Drip, drip! fell the rain; clink, clink! fell the hammer of Lucius; and blithe sounded his whistle, as he labored in the midst of his squares of pasteboard, strips of wood, and lengths of wire. The schoolboy set to his work with a will; and how pleasant is work when we have strength and spirit to do it, and feel that we have a worthy object before us!

No one was up earlier than Dora. She sprang from her bed before twilight had given place to day-light, so impatient was she to get to her embroidery pattern again. The noise of Dora’s rising awoke Agnes, who had not passed so good a night as her more vigorous twin had done, the sickly girl having been several times disturbed by her cough.

“What are you about, Dora?” murmured Agnes, in a drowsy and rather complaining tone; “I’m sure that it can’t be nearly time to get up.”

“Oh, I like to set about my new work quickly, and get a good piece of it done before breakfast,” was Dora’s reply.

“There will be plenty of time for work between this and Christmas; I wish that you would keep quiet and let me rest,” yawned Agnes.

“You can rest if you wish it; I won’t make a noise,” replied Dora. “But for my part I like to be up and doing. You know that:

‘Early to bed, and early to rise,

Is the way to be healthy, wealthy, and wise.’”

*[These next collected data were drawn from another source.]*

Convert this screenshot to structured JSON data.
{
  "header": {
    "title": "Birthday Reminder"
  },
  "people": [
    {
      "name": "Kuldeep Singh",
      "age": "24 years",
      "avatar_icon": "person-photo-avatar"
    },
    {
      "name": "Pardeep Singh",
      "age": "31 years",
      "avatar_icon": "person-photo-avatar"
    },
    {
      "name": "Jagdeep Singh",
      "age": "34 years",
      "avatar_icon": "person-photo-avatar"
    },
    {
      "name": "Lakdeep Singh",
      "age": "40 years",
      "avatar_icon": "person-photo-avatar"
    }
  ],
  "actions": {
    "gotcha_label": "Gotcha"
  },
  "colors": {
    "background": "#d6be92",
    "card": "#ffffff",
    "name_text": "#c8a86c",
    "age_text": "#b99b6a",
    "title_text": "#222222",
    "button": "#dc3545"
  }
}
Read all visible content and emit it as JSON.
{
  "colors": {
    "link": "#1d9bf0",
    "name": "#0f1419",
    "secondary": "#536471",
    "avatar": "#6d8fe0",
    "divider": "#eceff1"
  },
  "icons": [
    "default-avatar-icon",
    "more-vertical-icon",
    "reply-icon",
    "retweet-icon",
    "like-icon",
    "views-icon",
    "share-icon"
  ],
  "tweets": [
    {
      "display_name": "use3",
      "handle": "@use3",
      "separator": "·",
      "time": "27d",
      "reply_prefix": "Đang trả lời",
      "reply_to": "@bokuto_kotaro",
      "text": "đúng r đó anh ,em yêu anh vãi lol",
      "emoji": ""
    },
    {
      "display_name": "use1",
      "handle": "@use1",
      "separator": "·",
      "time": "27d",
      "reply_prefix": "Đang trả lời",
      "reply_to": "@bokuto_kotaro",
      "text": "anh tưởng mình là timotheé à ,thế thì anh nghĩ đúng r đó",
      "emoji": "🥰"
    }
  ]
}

Agnes said nothing in contradiction of the old proverb which her sister had quoted, but turned round on her pillow, and with a weary yawn composed herself again to sleep. She thought that it would be time enough to get up when Susan should call her at a quarter to seven, and she only wished that Dora had thought so also, for it fidgeted Agnes to hear her moving about in the room. But Dora had cared as little about disturbing the sleep of a sickly sister as she had about letting her mother go out in the rain. Dora admired her own energy, and looked upon Agnes almost with scorn, as being lazy, cold, and dull, with not a bit of enthusiasm in her nature.